Importable pyar-react entrypoint.

This script provides the historical reaction-search command-line interface that wraps pyar.workflows.reaction.react(). It converts CLI arguments into the backend parameter dictionary expected by the workflow and applies the same geometry-optimizer guardrails as the main pyar-cli entrypoint.

pyar.scripts.react.argument_parse(): Parse the reaction-search command-line arguments.

pyar.scripts.react.calculate_index_from_xyz(filename): Return the zero-based index separating the two reactants in filename.

pyar.scripts.react.main(): Run the legacy reaction-search command-line workflow.

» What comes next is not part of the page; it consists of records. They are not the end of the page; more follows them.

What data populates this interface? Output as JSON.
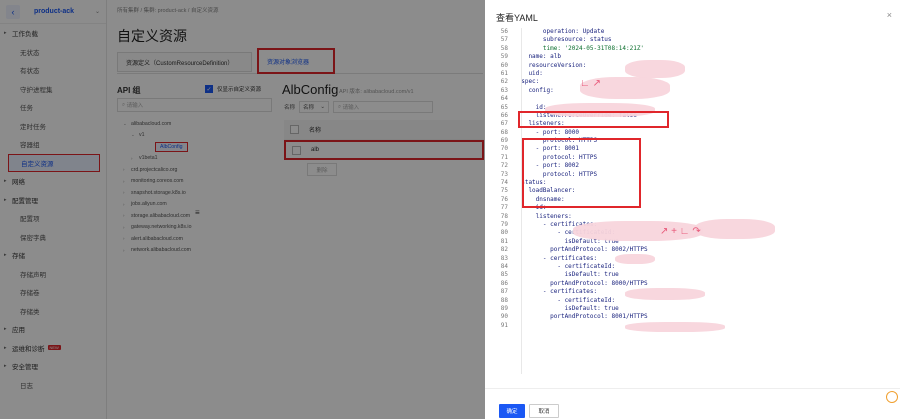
{
  "sidebar": {
    "cluster": "product-ack",
    "items": [
      {
        "label": "工作负载",
        "kind": "group"
      },
      {
        "label": "无状态",
        "kind": "sub"
      },
      {
        "label": "有状态",
        "kind": "sub"
      },
      {
        "label": "守护进程集",
        "kind": "sub"
      },
      {
        "label": "任务",
        "kind": "sub"
      },
      {
        "label": "定时任务",
        "kind": "sub"
      },
      {
        "label": "容器组",
        "kind": "sub"
      },
      {
        "label": "自定义资源",
        "kind": "active"
      },
      {
        "label": "网络",
        "kind": "group"
      },
      {
        "label": "配置管理",
        "kind": "group"
      },
      {
        "label": "配置项",
        "kind": "sub"
      },
      {
        "label": "保密字典",
        "kind": "sub"
      },
      {
        "label": "存储",
        "kind": "group"
      },
      {
        "label": "存储声明",
        "kind": "sub"
      },
      {
        "label": "存储卷",
        "kind": "sub"
      },
      {
        "label": "存储类",
        "kind": "sub"
      },
      {
        "label": "应用",
        "kind": "group"
      },
      {
        "label": "运维和诊断",
        "kind": "group",
        "badge": "NEW"
      },
      {
        "label": "安全管理",
        "kind": "group"
      },
      {
        "label": "日志",
        "kind": "sub"
      }
    ]
  },
  "main": {
    "breadcrumb": "所有集群 / 集群: product-ack / 自定义资源",
    "title": "自定义资源",
    "tabs": [
      "资源定义（CustomResourceDefinition）",
      "资源对象浏览器"
    ],
    "api_group_label": "API 组",
    "checkbox_label": "仅显示自定义资源",
    "search_placeholder": "请输入",
    "tree": [
      {
        "label": "alibabacloud.com",
        "level": 1,
        "tri": "⌄"
      },
      {
        "label": "v1",
        "level": 2,
        "tri": "⌄"
      },
      {
        "label": "AlbConfig",
        "level": 3,
        "tri": "",
        "selected": true
      },
      {
        "label": "v1beta1",
        "level": 2,
        "tri": "›"
      },
      {
        "label": "crd.projectcalico.org",
        "level": 1,
        "tri": "›"
      },
      {
        "label": "monitoring.coreos.com",
        "level": 1,
        "tri": "›"
      },
      {
        "label": "snapshot.storage.k8s.io",
        "level": 1,
        "tri": "›"
      },
      {
        "label": "jobs.aliyun.com",
        "level": 1,
        "tri": "›"
      },
      {
        "label": "storage.alibabacloud.com",
        "level": 1,
        "tri": "›"
      },
      {
        "label": "gateway.networking.k8s.io",
        "level": 1,
        "tri": "›"
      },
      {
        "label": "alert.alibabacloud.com",
        "level": 1,
        "tri": "›"
      },
      {
        "label": "network.alibabacloud.com",
        "level": 1,
        "tri": "›"
      }
    ],
    "resource_title": "AlbConfig",
    "resource_version": "API 版本: alibabacloud.com/v1",
    "filter_label": "名称",
    "filter_select": "名称",
    "filter_placeholder": "请输入",
    "table_header": "名称",
    "table_rows": [
      "alb"
    ],
    "delete_label": "删除"
  },
  "drawer": {
    "title": "查看YAML",
    "close_icon": "×",
    "ok_label": "确定",
    "cancel_label": "取消",
    "lines": [
      {
        "n": "56",
        "t": "        operation: Update"
      },
      {
        "n": "57",
        "t": "        subresource: status"
      },
      {
        "n": "58",
        "t": "        time: '2024-05-31T08:14:21Z'",
        "str": true
      },
      {
        "n": "59",
        "t": "    name: alb"
      },
      {
        "n": "60",
        "t": "    resourceVersion: "
      },
      {
        "n": "61",
        "t": "    uid: "
      },
      {
        "n": "62",
        "t": "  spec:"
      },
      {
        "n": "63",
        "t": "    config:"
      },
      {
        "n": "64",
        "t": "      "
      },
      {
        "n": "65",
        "t": "      id: "
      },
      {
        "n": "66",
        "t": "      listenerForceOverride: false"
      },
      {
        "n": "67",
        "t": "    listeners:"
      },
      {
        "n": "68",
        "t": "      - port: 8000"
      },
      {
        "n": "69",
        "t": "        protocol: HTTPS"
      },
      {
        "n": "70",
        "t": "      - port: 8001"
      },
      {
        "n": "71",
        "t": "        protocol: HTTPS"
      },
      {
        "n": "72",
        "t": "      - port: 8002"
      },
      {
        "n": "73",
        "t": "        protocol: HTTPS"
      },
      {
        "n": "74",
        "t": "  status:"
      },
      {
        "n": "75",
        "t": "    loadBalancer:"
      },
      {
        "n": "76",
        "t": "      dnsname: "
      },
      {
        "n": "77",
        "t": "      id: "
      },
      {
        "n": "78",
        "t": "      listeners:"
      },
      {
        "n": "79",
        "t": "        - certificates:"
      },
      {
        "n": "80",
        "t": "            - certificateId: "
      },
      {
        "n": "81",
        "t": "              isDefault: true"
      },
      {
        "n": "82",
        "t": "          portAndProtocol: 8002/HTTPS"
      },
      {
        "n": "83",
        "t": "        - certificates:"
      },
      {
        "n": "84",
        "t": "            - certificateId: "
      },
      {
        "n": "85",
        "t": "              isDefault: true"
      },
      {
        "n": "86",
        "t": "          portAndProtocol: 8000/HTTPS"
      },
      {
        "n": "87",
        "t": "        - certificates:"
      },
      {
        "n": "88",
        "t": "            - certificateId: "
      },
      {
        "n": "89",
        "t": "              isDefault: true"
      },
      {
        "n": "90",
        "t": "          portAndProtocol: 8001/HTTPS"
      },
      {
        "n": "91",
        "t": ""
      }
    ]
  },
  "colors": {
    "accent": "#1b58f4",
    "highlight": "#e0262b",
    "code": "#1a237e",
    "string": "#0a6e2c"
  }
}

Standalone reaction-trace analysis and plotting entrypoint.

pyar.scripts.reaction_trace.argument_parse(argv=None): Parse reaction-trace CLI arguments.

pyar.scripts.reaction_trace.main(argv=None): Run trace analysis and optionally emit plot artifacts.

Importable pyar-energy-table entrypoint.

This utility prints a relative-energy table for one or more XYZ files. It is used as a lightweight inspection tool for comparing geometries without running a full workflow.

pyar.scripts.energy_table.main(): Read XYZ files, attach energies, and print a ranked energy table.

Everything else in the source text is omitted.